El viento aullaba en la chimenea. Un buen fuego ardía en el hogar. La casa estaba confortable y escrupulosamente limpia gracias a los esfuerzos de Mary, la mujer de la limpieza, que se acababa de marchar. A Russell la esperaban a cenar a las ocho en la casa del senador Richard Miles. Miles era muy importante para las aspiraciones políticas personales de Gloria y ya había dado los primeros pasos en su apoyo. Las cosas volvían a ir bien. Había recuperado el impulso. Después de todos aquellos momentos de humillación. Pero y ¿ahora? Ahora ¿qué?

Miró otra vez el mensaje. La incredulidad la tenía atrapada como una enorme red de pesca que la arrastraba hacia el fondo, donde ya no se movería.
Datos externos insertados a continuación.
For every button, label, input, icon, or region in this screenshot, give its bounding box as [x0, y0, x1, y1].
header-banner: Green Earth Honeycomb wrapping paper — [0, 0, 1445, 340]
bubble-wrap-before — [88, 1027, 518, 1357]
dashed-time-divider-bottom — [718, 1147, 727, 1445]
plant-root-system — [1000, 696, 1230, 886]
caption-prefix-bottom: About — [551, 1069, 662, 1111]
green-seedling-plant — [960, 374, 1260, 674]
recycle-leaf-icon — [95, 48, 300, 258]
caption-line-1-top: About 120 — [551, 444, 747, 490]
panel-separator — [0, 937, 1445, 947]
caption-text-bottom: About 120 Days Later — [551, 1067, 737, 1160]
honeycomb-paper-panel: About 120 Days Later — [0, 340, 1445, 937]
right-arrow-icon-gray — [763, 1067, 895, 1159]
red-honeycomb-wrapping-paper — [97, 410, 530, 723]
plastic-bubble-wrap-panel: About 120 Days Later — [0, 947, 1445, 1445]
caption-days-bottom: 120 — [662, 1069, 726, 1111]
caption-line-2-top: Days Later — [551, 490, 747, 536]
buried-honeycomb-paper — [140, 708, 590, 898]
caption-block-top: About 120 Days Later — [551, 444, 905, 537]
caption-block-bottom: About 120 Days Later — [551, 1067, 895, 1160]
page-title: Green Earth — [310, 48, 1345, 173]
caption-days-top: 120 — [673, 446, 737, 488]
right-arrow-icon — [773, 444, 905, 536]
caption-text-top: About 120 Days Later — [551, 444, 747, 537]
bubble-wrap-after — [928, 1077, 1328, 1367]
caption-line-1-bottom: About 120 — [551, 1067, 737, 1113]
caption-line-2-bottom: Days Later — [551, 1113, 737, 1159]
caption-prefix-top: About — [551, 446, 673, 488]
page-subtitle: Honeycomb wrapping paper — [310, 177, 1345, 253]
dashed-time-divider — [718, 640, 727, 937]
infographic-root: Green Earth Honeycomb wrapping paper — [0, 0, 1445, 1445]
Gracias por la donación benéfica. Será muy apreciada. También aprecio darme soga para colgarla. Sobre el objeto en discusión ya no está en venta. Ahora que lo pienso, los polis lo necesitarán para el juicio. Ah, por cierto, ¡que le den por el culo!

¿Soga para colgarla? Russell no entendía nada, no podía pensar, estaba bloqueada. Lo primero que se le ocurrió fue llamar a Burton, pero recordó que no estaría en la Casa Blanca. Entonces cayó en la cuenta. Corrió hacia el televisor. En el informativo de las seis estaban dando una noticia de última hora. Una arriesgada operación policial realizada conjuntamente por el departamento de policía del condado de Middleton y la policía de la ciudad de Alexandria había conseguido detener a un sospechoso en el asesinato de Christine Sullivan. Un pistolero desconocido había efectuado un disparo. Se suponía que el blanco era el sospechoso.

Russell contempló las escenas filmadas en la comisaría de Middleton. Vio a Luther Whitney, con la mirada al frente, subir las escaleras sin intentar ocultar el rostro. Era mucho mayor de lo que pensaba. Parecía un director de escuela. Aquel era el hombre que la había mirado. Ni siquiera se le ocurrió pensar que a Luther le habían arrestado por un crimen que no había cometido. Aunque tampoco hubiera hecho nada. En un momento vio a Bill Burton con Collin detrás de él mientras escuchaban al detective Seth Frank que hacía una declaración a la prensa.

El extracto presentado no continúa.